White published his latest paper in Arizona Legal Studies, a law school journal. Following his initial study — which argued that far larger numbers of underwater borrowers should stick it to their lenders — White says he was inundated with e-mails and calls from homeowners. Many provided him extensive details of their financial situations and their difficulties dealing with lenders.
According to real estate analytics firm CoreLogic, negative equity continues to be a massive and corrosive problem. During the first quarter of this year, 11.2 million homeowners across the country owed more on their mortgages than the market values of their properties.
In Las Vegas, 75 percent of all mortgaged homes and condos are underwater. In Phoenix, 550,000 homeowners have negative equity — 58 percent of all houses with loans. Florida's rate of negative equity is 48 percent, followed by Michigan (39 percent) and California (34 percent). Nationwide, nearly one out of every four mortgaged houses is in a negative equity position, according to CoreLogic.

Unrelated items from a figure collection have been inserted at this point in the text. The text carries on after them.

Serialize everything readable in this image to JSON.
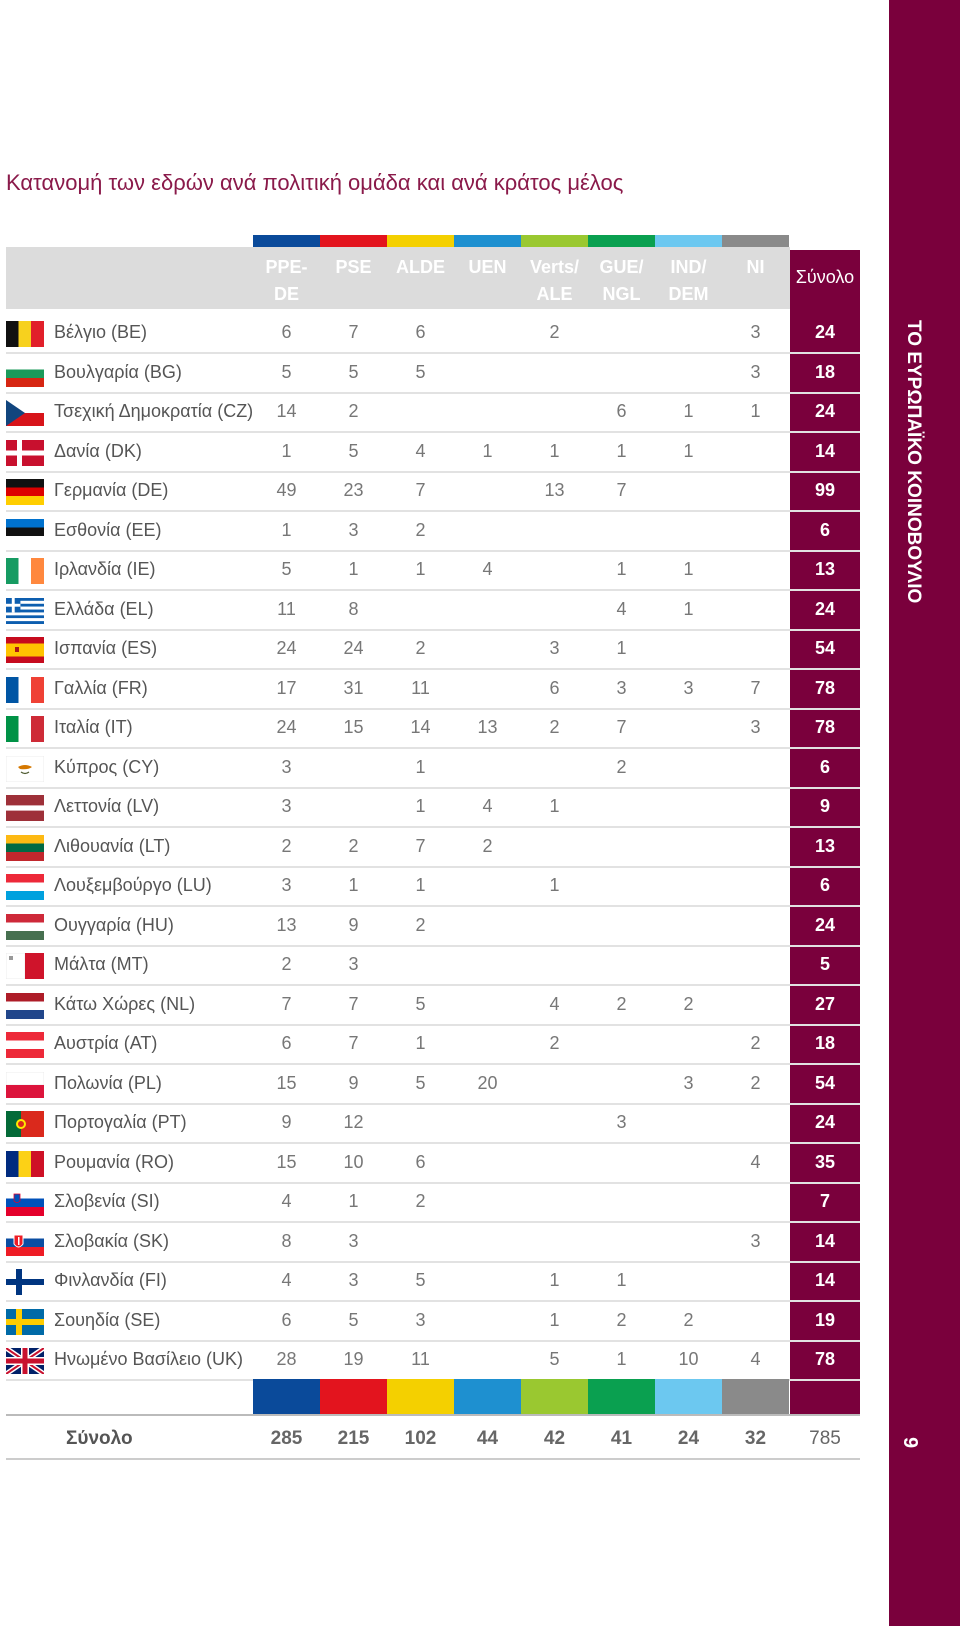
{
  "title": "Κατανομή των εδρών ανά πολιτική ομάδα και ανά κράτος μέλος",
  "side_text": "ΤΟ ΕΥΡΩΠΑΪΚΟ ΚΟΙΝΟΒΟΥΛΙΟ",
  "page_number": "9",
  "groups": [
    {
      "label": "PPE-\nDE",
      "color": "#0a4a9a"
    },
    {
      "label": "PSE",
      "color": "#e3141e"
    },
    {
      "label": "ALDE",
      "color": "#f4d000"
    },
    {
      "label": "UEN",
      "color": "#1e90d0"
    },
    {
      "label": "Verts/\nALE",
      "color": "#9ac830"
    },
    {
      "label": "GUE/\nNGL",
      "color": "#0aa050"
    },
    {
      "label": "IND/\nDEM",
      "color": "#6cc8f0"
    },
    {
      "label": "NI",
      "color": "#8a8a8a"
    }
  ],
  "total_header": "Σύνολο",
  "rows": [
    {
      "country": "Βέλγιο (BE)",
      "flag": "be",
      "values": [
        "6",
        "7",
        "6",
        "",
        "2",
        "",
        "",
        "3"
      ],
      "total": "24"
    },
    {
      "country": "Βουλγαρία (BG)",
      "flag": "bg",
      "values": [
        "5",
        "5",
        "5",
        "",
        "",
        "",
        "",
        "3"
      ],
      "total": "18"
    },
    {
      "country": "Τσεχική Δημοκρατία (CZ)",
      "flag": "cz",
      "values": [
        "14",
        "2",
        "",
        "",
        "",
        "6",
        "1",
        "1"
      ],
      "total": "24"
    },
    {
      "country": "Δανία (DK)",
      "flag": "dk",
      "values": [
        "1",
        "5",
        "4",
        "1",
        "1",
        "1",
        "1",
        ""
      ],
      "total": "14"
    },
    {
      "country": "Γερμανία (DE)",
      "flag": "de",
      "values": [
        "49",
        "23",
        "7",
        "",
        "13",
        "7",
        "",
        ""
      ],
      "total": "99"
    },
    {
      "country": "Εσθονία (EE)",
      "flag": "ee",
      "values": [
        "1",
        "3",
        "2",
        "",
        "",
        "",
        "",
        ""
      ],
      "total": "6"
    },
    {
      "country": "Ιρλανδία (IE)",
      "flag": "ie",
      "values": [
        "5",
        "1",
        "1",
        "4",
        "",
        "1",
        "1",
        ""
      ],
      "total": "13"
    },
    {
      "country": "Ελλάδα (EL)",
      "flag": "el",
      "values": [
        "11",
        "8",
        "",
        "",
        "",
        "4",
        "1",
        ""
      ],
      "total": "24"
    },
    {
      "country": "Ισπανία (ES)",
      "flag": "es",
      "values": [
        "24",
        "24",
        "2",
        "",
        "3",
        "1",
        "",
        ""
      ],
      "total": "54"
    },
    {
      "country": "Γαλλία (FR)",
      "flag": "fr",
      "values": [
        "17",
        "31",
        "11",
        "",
        "6",
        "3",
        "3",
        "7"
      ],
      "total": "78"
    },
    {
      "country": "Ιταλία (IT)",
      "flag": "it",
      "values": [
        "24",
        "15",
        "14",
        "13",
        "2",
        "7",
        "",
        "3"
      ],
      "total": "78"
    },
    {
      "country": "Κύπρος (CY)",
      "flag": "cy",
      "values": [
        "3",
        "",
        "1",
        "",
        "",
        "2",
        "",
        ""
      ],
      "total": "6"
    },
    {
      "country": "Λεττονία (LV)",
      "flag": "lv",
      "values": [
        "3",
        "",
        "1",
        "4",
        "1",
        "",
        "",
        ""
      ],
      "total": "9"
    },
    {
      "country": "Λιθουανία (LT)",
      "flag": "lt",
      "values": [
        "2",
        "2",
        "7",
        "2",
        "",
        "",
        "",
        ""
      ],
      "total": "13"
    },
    {
      "country": "Λουξεμβούργο (LU)",
      "flag": "lu",
      "values": [
        "3",
        "1",
        "1",
        "",
        "1",
        "",
        "",
        ""
      ],
      "total": "6"
    },
    {
      "country": "Ουγγαρία (HU)",
      "flag": "hu",
      "values": [
        "13",
        "9",
        "2",
        "",
        "",
        "",
        "",
        ""
      ],
      "total": "24"
    },
    {
      "country": "Μάλτα (MT)",
      "flag": "mt",
      "values": [
        "2",
        "3",
        "",
        "",
        "",
        "",
        "",
        ""
      ],
      "total": "5"
    },
    {
      "country": "Κάτω Χώρες (NL)",
      "flag": "nl",
      "values": [
        "7",
        "7",
        "5",
        "",
        "4",
        "2",
        "2",
        ""
      ],
      "total": "27"
    },
    {
      "country": "Αυστρία (AT)",
      "flag": "at",
      "values": [
        "6",
        "7",
        "1",
        "",
        "2",
        "",
        "",
        "2"
      ],
      "total": "18"
    },
    {
      "country": "Πολωνία (PL)",
      "flag": "pl",
      "values": [
        "15",
        "9",
        "5",
        "20",
        "",
        "",
        "3",
        "2"
      ],
      "total": "54"
    },
    {
      "country": "Πορτογαλία (PT)",
      "flag": "pt",
      "values": [
        "9",
        "12",
        "",
        "",
        "",
        "3",
        "",
        ""
      ],
      "total": "24"
    },
    {
      "country": "Ρουμανία (RO)",
      "flag": "ro",
      "values": [
        "15",
        "10",
        "6",
        "",
        "",
        "",
        "",
        "4"
      ],
      "total": "35"
    },
    {
      "country": "Σλοβενία (SI)",
      "flag": "si",
      "values": [
        "4",
        "1",
        "2",
        "",
        "",
        "",
        "",
        ""
      ],
      "total": "7"
    },
    {
      "country": "Σλοβακία (SK)",
      "flag": "sk",
      "values": [
        "8",
        "3",
        "",
        "",
        "",
        "",
        "",
        "3"
      ],
      "total": "14"
    },
    {
      "country": "Φινλανδία (FI)",
      "flag": "fi",
      "values": [
        "4",
        "3",
        "5",
        "",
        "1",
        "1",
        "",
        ""
      ],
      "total": "14"
    },
    {
      "country": "Σουηδία (SE)",
      "flag": "se",
      "values": [
        "6",
        "5",
        "3",
        "",
        "1",
        "2",
        "2",
        ""
      ],
      "total": "19"
    },
    {
      "country": "Ηνωμένο Βασίλειο (UK)",
      "flag": "uk",
      "values": [
        "28",
        "19",
        "11",
        "",
        "5",
        "1",
        "10",
        "4"
      ],
      "total": "78"
    }
  ],
  "summary": {
    "label": "Σύνολο",
    "values": [
      "285",
      "215",
      "102",
      "44",
      "42",
      "41",
      "24",
      "32"
    ],
    "total": "785"
  }
}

White and other academic researchers believe that severe negative equity is the spark that prompts owners to consider walking away, even those who feel it's morally wrong to default.

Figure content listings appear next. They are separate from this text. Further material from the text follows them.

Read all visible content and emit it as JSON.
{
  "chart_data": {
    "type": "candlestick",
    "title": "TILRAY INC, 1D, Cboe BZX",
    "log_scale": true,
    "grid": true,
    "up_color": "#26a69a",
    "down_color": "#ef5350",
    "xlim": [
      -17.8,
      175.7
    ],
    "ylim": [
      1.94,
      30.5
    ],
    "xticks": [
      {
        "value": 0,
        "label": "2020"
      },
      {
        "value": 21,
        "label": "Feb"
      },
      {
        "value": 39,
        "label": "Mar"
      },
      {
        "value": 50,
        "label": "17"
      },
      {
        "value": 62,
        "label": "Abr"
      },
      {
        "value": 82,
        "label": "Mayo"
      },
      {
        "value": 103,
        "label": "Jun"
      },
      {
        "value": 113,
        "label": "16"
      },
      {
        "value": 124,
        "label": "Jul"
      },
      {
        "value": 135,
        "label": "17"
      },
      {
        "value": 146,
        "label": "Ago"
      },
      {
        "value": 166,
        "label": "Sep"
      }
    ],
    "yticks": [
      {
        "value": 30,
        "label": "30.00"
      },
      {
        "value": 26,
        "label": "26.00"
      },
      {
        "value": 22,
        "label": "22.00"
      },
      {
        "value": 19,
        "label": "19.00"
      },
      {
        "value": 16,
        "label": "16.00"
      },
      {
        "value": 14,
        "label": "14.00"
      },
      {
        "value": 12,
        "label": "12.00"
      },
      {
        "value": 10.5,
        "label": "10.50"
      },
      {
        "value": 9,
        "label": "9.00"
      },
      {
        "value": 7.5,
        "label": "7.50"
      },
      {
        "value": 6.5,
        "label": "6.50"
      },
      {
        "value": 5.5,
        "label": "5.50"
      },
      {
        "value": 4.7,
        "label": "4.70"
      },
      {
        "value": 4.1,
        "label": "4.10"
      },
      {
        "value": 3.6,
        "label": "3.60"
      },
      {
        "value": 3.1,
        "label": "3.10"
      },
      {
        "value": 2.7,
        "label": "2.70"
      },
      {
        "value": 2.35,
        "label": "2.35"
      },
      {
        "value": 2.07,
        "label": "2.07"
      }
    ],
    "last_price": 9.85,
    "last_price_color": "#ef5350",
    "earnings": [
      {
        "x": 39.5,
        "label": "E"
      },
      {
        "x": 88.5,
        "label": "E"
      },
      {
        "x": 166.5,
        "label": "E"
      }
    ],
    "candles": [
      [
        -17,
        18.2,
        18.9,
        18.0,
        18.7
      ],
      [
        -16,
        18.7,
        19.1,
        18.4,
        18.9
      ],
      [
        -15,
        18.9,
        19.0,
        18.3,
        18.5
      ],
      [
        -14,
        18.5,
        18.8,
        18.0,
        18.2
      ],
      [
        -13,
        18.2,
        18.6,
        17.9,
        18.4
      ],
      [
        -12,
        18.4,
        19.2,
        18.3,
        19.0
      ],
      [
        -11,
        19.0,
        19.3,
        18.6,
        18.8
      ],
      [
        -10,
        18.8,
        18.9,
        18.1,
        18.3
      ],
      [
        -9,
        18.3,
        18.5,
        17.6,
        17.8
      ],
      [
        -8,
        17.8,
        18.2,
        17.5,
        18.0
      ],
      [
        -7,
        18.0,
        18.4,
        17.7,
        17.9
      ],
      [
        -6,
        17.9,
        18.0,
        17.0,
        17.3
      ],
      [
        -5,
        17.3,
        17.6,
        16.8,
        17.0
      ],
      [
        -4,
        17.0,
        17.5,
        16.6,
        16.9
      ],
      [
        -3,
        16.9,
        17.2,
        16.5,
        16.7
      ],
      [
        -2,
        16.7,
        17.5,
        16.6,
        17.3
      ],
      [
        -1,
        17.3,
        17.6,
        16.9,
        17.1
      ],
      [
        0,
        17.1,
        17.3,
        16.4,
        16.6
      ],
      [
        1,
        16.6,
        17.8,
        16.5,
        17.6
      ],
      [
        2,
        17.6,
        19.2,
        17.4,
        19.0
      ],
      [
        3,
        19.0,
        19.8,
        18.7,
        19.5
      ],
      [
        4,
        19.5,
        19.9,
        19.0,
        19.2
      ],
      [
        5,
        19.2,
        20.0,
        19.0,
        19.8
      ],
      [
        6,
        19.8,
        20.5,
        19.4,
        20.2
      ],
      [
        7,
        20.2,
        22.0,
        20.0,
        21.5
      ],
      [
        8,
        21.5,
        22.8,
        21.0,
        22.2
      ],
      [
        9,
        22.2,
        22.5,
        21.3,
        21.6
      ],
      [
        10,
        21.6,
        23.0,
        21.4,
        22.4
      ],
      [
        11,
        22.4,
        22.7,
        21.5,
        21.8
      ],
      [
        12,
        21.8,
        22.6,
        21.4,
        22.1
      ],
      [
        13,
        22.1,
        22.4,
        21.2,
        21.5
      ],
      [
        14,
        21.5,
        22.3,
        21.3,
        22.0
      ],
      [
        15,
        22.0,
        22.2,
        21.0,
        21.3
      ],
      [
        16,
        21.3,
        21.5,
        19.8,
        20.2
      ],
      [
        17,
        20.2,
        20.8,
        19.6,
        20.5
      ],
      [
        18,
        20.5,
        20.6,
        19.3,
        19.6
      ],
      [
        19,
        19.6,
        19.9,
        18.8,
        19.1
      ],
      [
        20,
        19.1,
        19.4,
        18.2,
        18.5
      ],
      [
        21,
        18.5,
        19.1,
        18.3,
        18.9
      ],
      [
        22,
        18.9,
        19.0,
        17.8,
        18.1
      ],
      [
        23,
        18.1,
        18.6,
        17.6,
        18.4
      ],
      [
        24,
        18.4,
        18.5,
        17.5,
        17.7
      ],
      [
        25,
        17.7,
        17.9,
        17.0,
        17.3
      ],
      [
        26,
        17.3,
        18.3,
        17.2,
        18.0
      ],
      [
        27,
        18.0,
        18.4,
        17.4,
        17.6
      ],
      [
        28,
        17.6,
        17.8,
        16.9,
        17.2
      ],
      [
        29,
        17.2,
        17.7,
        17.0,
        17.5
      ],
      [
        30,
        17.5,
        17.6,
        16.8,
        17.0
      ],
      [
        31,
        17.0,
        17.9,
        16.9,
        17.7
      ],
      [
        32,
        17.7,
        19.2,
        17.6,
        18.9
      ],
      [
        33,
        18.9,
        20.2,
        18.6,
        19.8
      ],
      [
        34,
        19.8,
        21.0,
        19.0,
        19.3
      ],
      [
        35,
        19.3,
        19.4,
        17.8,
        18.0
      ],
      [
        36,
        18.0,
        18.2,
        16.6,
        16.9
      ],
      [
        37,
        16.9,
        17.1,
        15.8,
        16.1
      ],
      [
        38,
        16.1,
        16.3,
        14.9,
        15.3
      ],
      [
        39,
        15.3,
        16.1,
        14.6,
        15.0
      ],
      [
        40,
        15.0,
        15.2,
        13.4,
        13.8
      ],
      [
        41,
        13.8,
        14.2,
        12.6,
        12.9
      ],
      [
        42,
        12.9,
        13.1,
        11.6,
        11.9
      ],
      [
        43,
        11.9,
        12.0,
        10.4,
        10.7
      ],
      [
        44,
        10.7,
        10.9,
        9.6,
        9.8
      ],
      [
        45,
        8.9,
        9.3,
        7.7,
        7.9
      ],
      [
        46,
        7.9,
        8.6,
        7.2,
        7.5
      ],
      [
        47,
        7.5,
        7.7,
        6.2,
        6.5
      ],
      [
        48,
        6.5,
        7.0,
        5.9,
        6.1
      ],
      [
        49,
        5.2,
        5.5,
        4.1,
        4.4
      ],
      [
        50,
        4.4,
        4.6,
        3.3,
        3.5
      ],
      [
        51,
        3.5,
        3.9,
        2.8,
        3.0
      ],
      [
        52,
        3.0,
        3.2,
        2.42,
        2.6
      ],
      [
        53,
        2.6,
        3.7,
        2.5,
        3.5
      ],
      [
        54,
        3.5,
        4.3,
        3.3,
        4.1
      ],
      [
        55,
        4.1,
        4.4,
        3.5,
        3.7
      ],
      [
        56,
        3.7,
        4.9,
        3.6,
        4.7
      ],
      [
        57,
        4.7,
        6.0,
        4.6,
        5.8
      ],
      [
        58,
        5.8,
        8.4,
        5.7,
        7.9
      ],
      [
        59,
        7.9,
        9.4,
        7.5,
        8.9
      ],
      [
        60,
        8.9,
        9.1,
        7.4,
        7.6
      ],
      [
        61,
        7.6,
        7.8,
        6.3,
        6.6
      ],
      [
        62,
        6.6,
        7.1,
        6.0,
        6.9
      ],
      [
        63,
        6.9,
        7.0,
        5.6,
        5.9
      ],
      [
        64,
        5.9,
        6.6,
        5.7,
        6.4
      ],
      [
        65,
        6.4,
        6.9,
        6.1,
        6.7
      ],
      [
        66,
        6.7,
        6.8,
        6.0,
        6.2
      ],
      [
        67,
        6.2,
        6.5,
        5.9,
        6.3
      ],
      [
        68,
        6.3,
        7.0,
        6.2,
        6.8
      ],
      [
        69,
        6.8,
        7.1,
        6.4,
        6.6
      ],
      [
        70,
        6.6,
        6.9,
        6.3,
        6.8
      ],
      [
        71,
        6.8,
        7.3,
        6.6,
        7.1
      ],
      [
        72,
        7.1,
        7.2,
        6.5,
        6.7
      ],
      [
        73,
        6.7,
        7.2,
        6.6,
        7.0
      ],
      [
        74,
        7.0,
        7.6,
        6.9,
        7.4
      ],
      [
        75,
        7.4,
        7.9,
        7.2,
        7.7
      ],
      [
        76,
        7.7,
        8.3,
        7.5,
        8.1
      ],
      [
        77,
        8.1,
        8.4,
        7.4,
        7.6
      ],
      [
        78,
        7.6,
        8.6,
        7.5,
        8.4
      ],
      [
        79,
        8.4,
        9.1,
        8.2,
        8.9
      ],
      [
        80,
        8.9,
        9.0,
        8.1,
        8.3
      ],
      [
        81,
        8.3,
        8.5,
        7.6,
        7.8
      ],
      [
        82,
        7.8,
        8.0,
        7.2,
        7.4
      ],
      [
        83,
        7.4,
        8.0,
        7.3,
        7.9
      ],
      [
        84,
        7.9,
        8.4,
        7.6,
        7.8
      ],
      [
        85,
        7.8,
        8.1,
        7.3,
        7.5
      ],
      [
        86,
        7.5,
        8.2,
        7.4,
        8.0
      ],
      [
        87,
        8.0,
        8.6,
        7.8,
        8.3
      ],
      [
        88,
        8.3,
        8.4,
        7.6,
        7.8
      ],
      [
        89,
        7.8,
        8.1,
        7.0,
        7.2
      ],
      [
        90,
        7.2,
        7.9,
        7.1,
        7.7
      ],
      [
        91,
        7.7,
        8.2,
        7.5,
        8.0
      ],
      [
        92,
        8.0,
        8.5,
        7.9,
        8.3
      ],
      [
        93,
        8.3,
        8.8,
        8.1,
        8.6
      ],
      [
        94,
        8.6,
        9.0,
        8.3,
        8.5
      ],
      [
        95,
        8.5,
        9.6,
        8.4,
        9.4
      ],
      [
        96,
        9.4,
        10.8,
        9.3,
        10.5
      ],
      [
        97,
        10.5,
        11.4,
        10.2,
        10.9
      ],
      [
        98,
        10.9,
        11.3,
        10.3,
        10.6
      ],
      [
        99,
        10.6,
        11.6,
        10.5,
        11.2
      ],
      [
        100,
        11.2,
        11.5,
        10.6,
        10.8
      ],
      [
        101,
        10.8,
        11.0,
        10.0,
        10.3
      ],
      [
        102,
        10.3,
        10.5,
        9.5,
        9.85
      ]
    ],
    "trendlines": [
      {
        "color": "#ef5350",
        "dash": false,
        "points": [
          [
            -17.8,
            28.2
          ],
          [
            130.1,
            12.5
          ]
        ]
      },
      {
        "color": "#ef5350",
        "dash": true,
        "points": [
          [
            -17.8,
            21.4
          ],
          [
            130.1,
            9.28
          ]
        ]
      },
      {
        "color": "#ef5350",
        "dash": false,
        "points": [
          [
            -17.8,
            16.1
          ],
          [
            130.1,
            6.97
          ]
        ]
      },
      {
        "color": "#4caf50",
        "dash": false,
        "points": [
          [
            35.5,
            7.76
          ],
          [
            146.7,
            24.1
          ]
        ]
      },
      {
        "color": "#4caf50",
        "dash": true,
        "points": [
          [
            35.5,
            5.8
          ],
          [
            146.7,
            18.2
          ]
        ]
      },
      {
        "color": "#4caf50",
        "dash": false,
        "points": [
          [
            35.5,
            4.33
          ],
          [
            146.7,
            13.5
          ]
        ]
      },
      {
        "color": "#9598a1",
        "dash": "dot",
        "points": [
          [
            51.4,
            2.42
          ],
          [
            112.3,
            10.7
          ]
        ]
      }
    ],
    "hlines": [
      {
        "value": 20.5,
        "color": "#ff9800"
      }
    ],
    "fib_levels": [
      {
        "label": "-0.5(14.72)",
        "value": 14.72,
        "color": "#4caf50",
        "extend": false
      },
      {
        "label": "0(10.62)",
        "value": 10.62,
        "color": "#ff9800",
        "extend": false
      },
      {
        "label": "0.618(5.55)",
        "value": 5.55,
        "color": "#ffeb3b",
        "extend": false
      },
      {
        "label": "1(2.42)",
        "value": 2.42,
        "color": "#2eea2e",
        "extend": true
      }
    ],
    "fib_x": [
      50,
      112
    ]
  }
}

White says homeowners who default often have high FICO credit scores, sterling payment histories and solid incomes. As one underwater homeowner said, "There isn't a lender out there who wouldn't give us a loan."

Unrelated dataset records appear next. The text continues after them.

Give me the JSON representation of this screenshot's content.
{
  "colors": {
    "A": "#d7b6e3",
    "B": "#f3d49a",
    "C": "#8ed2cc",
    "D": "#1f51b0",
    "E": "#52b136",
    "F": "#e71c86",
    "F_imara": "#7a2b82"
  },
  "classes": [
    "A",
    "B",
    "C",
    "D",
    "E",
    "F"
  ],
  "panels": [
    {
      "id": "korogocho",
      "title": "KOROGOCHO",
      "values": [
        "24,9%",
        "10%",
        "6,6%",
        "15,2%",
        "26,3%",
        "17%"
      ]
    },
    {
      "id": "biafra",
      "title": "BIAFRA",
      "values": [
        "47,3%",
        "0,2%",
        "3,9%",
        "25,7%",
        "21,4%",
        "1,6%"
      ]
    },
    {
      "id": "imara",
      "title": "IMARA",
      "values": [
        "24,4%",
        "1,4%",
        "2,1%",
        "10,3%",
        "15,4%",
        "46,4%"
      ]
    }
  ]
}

But staring at hundreds of thousands of dollars of negative equity, owners turn anxious, then pessimistic. Older owners worry about their ability to stay afloat in their retirement years if they keep paying their mortgage.
Lenders and loan servicers often play crucial — if inadvertent — roles in motivating owners to walk away, says White. Of the 356 homeowners' situations he analyzed, all reported contacting their lenders to work out some solution before they defaulted.
Many say they were rebuffed by servicers who refused to discuss modifications with anyone still current on loan payments. Other owners told White that they tried to qualify for one of the Obama administration's foreclosure prevention programs but either got snagged by rigid income-to-payment rules or nonresponsive servicers, or were told they were simply too deeply underwater to obtain assistance.
In the end, it often comes down to an emotional response to a frustrating situation.
White says there can be no effective answer to the walkaway trend as long as lenders and government fail to intervene early and address underwater borrowers' needs and emotions.
One possible solution is much deeper principal reduction efforts for owners who have severely negative equity and see no way out. Another, says White, is to create a "rent-based loan program" that allows underwater owners the option of refinancing their balances to an interest rate that would bring their monthly payments in line with the rental cost for a comparable house.